On Wed, Aug 14, 2024 at 1:21 AM Andrii Nakryiko andrii.nakryiko@gmail.com wrote:
On Tue, Aug 13, 2024 at 1:59 PM Jann Horn jannh@google.com wrote:
On Tue, Aug 13, 2024 at 2:29 AM Andrii Nakryiko andrii@kernel.org wrote:
Harden build ID parsing logic, adding explicit READ_ONCE() where it's important to have a consistent value read and validated just once.
Also, as pointed out by Andi Kleen, we need to make sure that entire ELF note is within a page bounds, so move the overflow check up and add an extra note_size boundaries validation.
Fixes tag below points to the code that moved this code into lib/buildid.c, and then subsequently was used in perf subsystem, making this code exposed to perf_event_open() users in v5.12+.
Sorry, I missed some things in previous review rounds:
[...]
@@ -18,31 +18,37 @@ static int parse_build_id_buf(unsigned char *build_id,
[...]
if (nhdr->n_type == BUILD_ID &&
nhdr->n_namesz == sizeof("GNU") &&
!strcmp((char *)(nhdr + 1), "GNU") &&
nhdr->n_descsz > 0 &&
nhdr->n_descsz <= BUILD_ID_SIZE_MAX) {
memcpy(build_id,
note_start + note_offs +
ALIGN(sizeof("GNU"), 4) + sizeof(Elf32_Nhdr),
nhdr->n_descsz);
memset(build_id + nhdr->n_descsz, 0,
BUILD_ID_SIZE_MAX - nhdr->n_descsz);
name_sz == note_name_sz &&
strcmp((char *)(nhdr + 1), note_name) == 0 &&
Please change this to something like "memcmp((char *)(nhdr + 1), note_name, note_name_sz) == 0" to ensure that we can't run off the end of the page if there are no null bytes in the rest of the page.
I did switch this to strncmp() at some earlier point, but then realized that there is no point because note_name is controlled by us and will ensure there is a zero at byte (note_name_sz - 1). So I don't think memcmp() buys us anything.
There are two reasons why using strcmp() here makes me uneasy.
First: We're still operating on shared memory that can concurrently change.
Let's say strcmp is implemented like this, this is the generic C implementation in the kernel (which I think is the implementation that's used for x86-64):
int strcmp(const char *cs, const char *ct) { unsigned char c1, c2;
while (1) { c1 = *cs++; c2 = *ct++; if (c1 != c2) return c1 < c2 ? -1 : 1; if (!c1) break; } return 0; }
No READ_ONCE() or anything like that - it's not designed for being used on concurrently changing memory.

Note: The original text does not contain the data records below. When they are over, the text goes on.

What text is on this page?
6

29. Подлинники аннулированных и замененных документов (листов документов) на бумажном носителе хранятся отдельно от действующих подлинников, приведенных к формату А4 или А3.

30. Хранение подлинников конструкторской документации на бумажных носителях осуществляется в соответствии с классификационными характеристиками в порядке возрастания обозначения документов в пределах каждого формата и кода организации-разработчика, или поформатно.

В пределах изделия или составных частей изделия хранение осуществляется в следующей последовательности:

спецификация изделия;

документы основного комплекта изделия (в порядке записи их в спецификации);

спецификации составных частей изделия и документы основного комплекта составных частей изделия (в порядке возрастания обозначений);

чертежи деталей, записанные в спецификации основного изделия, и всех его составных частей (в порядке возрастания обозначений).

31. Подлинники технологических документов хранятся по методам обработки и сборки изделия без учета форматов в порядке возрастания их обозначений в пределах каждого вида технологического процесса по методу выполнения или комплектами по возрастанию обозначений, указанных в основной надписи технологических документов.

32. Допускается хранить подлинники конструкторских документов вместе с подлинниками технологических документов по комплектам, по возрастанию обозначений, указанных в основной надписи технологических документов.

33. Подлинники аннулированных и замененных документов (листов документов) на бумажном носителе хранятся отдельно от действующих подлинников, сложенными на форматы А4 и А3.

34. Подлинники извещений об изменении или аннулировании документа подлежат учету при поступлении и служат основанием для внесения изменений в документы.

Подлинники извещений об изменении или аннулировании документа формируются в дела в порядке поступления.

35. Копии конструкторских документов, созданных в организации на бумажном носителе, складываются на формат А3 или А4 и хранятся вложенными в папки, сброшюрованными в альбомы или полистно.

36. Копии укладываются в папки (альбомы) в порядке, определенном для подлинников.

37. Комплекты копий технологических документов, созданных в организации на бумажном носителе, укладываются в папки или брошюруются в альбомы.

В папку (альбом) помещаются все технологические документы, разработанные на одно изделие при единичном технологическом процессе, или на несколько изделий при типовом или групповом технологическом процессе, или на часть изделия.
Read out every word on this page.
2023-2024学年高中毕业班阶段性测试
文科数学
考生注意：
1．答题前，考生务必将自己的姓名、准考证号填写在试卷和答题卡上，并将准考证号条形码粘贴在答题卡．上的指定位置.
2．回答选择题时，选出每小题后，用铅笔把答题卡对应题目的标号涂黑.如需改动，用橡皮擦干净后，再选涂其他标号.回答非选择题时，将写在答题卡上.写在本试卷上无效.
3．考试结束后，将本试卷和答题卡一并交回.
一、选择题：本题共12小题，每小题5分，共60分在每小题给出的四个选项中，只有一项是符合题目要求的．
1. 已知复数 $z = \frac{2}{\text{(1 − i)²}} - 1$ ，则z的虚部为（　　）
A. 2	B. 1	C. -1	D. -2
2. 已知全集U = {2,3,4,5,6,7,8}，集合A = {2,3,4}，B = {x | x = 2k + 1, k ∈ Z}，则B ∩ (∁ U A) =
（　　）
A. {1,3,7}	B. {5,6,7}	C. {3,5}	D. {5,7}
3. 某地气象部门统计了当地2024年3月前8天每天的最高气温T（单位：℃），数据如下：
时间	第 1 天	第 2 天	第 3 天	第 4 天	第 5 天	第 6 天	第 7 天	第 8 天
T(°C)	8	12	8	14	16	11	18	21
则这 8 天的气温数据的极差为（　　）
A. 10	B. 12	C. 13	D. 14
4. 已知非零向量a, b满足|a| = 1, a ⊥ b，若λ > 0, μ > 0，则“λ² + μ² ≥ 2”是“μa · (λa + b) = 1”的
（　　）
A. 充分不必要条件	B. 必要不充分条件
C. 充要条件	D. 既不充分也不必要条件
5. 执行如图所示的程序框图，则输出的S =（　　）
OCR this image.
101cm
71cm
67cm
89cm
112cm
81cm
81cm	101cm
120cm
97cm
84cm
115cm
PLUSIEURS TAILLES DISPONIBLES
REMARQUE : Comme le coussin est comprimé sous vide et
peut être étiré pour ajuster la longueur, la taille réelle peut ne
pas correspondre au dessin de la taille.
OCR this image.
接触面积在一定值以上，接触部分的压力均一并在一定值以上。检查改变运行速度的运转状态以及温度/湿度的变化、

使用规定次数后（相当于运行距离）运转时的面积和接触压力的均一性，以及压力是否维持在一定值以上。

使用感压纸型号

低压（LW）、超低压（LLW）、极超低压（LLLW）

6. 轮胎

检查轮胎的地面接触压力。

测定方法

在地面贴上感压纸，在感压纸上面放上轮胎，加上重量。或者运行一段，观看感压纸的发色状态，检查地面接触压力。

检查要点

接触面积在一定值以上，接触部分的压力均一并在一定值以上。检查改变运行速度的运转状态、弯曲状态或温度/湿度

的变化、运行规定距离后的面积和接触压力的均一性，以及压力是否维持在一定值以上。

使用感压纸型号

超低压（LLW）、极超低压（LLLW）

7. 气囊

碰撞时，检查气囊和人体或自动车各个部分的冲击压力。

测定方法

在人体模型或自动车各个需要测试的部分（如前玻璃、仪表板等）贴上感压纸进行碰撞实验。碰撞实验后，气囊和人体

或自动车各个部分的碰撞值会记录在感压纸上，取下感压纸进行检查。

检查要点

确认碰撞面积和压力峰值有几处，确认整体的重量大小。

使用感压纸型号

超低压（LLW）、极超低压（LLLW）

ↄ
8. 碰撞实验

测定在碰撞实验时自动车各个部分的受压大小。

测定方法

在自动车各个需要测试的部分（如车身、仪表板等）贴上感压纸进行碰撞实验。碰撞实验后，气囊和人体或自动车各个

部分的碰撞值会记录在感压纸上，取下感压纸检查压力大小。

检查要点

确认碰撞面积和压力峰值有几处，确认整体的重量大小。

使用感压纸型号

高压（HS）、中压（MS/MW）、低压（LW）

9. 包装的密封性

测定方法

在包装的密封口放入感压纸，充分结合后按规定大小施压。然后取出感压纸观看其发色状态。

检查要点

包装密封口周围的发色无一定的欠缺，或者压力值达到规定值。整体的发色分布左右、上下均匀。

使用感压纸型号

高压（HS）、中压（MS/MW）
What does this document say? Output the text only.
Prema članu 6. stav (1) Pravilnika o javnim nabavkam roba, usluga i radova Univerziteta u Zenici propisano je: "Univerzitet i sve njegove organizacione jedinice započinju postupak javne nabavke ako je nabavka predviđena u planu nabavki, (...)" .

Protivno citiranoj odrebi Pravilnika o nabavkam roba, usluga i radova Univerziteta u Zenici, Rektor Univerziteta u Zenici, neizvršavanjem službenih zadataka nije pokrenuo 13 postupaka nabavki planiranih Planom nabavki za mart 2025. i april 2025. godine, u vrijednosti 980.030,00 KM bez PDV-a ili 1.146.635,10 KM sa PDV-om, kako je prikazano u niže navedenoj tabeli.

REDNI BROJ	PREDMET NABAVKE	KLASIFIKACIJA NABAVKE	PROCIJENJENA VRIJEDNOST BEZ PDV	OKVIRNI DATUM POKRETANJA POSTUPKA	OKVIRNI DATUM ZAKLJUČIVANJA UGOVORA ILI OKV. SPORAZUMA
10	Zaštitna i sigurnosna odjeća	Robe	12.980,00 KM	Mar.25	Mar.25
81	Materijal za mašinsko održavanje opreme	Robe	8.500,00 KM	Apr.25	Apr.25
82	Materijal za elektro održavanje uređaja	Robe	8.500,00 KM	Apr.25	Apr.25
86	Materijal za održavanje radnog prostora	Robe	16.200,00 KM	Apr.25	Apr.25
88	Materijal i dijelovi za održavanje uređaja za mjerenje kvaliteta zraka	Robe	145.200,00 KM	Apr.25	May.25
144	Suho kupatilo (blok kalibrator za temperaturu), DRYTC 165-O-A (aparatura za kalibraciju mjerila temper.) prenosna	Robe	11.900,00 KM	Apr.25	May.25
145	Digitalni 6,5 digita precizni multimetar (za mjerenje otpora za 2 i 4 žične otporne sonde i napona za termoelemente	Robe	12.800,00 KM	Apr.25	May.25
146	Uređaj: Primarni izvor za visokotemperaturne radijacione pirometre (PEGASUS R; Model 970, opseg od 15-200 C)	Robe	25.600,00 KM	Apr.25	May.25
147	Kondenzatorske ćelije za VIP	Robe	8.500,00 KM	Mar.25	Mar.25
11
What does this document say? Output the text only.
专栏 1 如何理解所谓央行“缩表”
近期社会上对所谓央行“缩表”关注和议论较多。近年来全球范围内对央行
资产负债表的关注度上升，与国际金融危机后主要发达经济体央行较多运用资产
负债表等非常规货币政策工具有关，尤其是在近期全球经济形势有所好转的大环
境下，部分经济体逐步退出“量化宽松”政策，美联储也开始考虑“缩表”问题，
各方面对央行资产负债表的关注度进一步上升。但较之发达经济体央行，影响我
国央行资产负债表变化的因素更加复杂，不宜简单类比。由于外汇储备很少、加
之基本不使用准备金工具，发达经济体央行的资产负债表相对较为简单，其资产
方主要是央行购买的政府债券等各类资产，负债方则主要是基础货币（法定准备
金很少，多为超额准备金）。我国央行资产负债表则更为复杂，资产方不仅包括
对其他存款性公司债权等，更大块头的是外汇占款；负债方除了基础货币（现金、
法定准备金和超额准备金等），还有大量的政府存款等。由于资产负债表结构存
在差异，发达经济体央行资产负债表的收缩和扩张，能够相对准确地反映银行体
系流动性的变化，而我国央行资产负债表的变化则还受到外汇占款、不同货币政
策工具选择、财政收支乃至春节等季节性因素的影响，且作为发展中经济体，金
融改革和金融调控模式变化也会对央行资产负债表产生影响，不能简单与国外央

And let's say you call it like strcmp(<shared memory>, "GNU"), and we're now in the fourth iteration. If the compiler decides to re-fetch the value of "c1" from memory for each of the two conditions, then it could be that the "if (c1 != c2)" sees c1='\0' and c2='\0', so the condition evaluates as false; but then at the "if (!c1)", the value in memory changed, and we see c1='A'. So now in the next round, we'll be accessing out-of-bounds memory behind the 4-byte string constant "GNU".
So I don't think strcmp() on memory that can concurrently change is allowed.
(It actually seems like the generic memcmp() is also implemented without READ_ONCE(), maybe we should change that...)
Second: You are assuming that if one side of the strcmp() is at most four bytes long (including null terminator), then strcmp() also won't access more than 4 bytes of the other string, even if that string does not have a null terminator at index 4. I don't think that's part of the normal strcmp() API contract.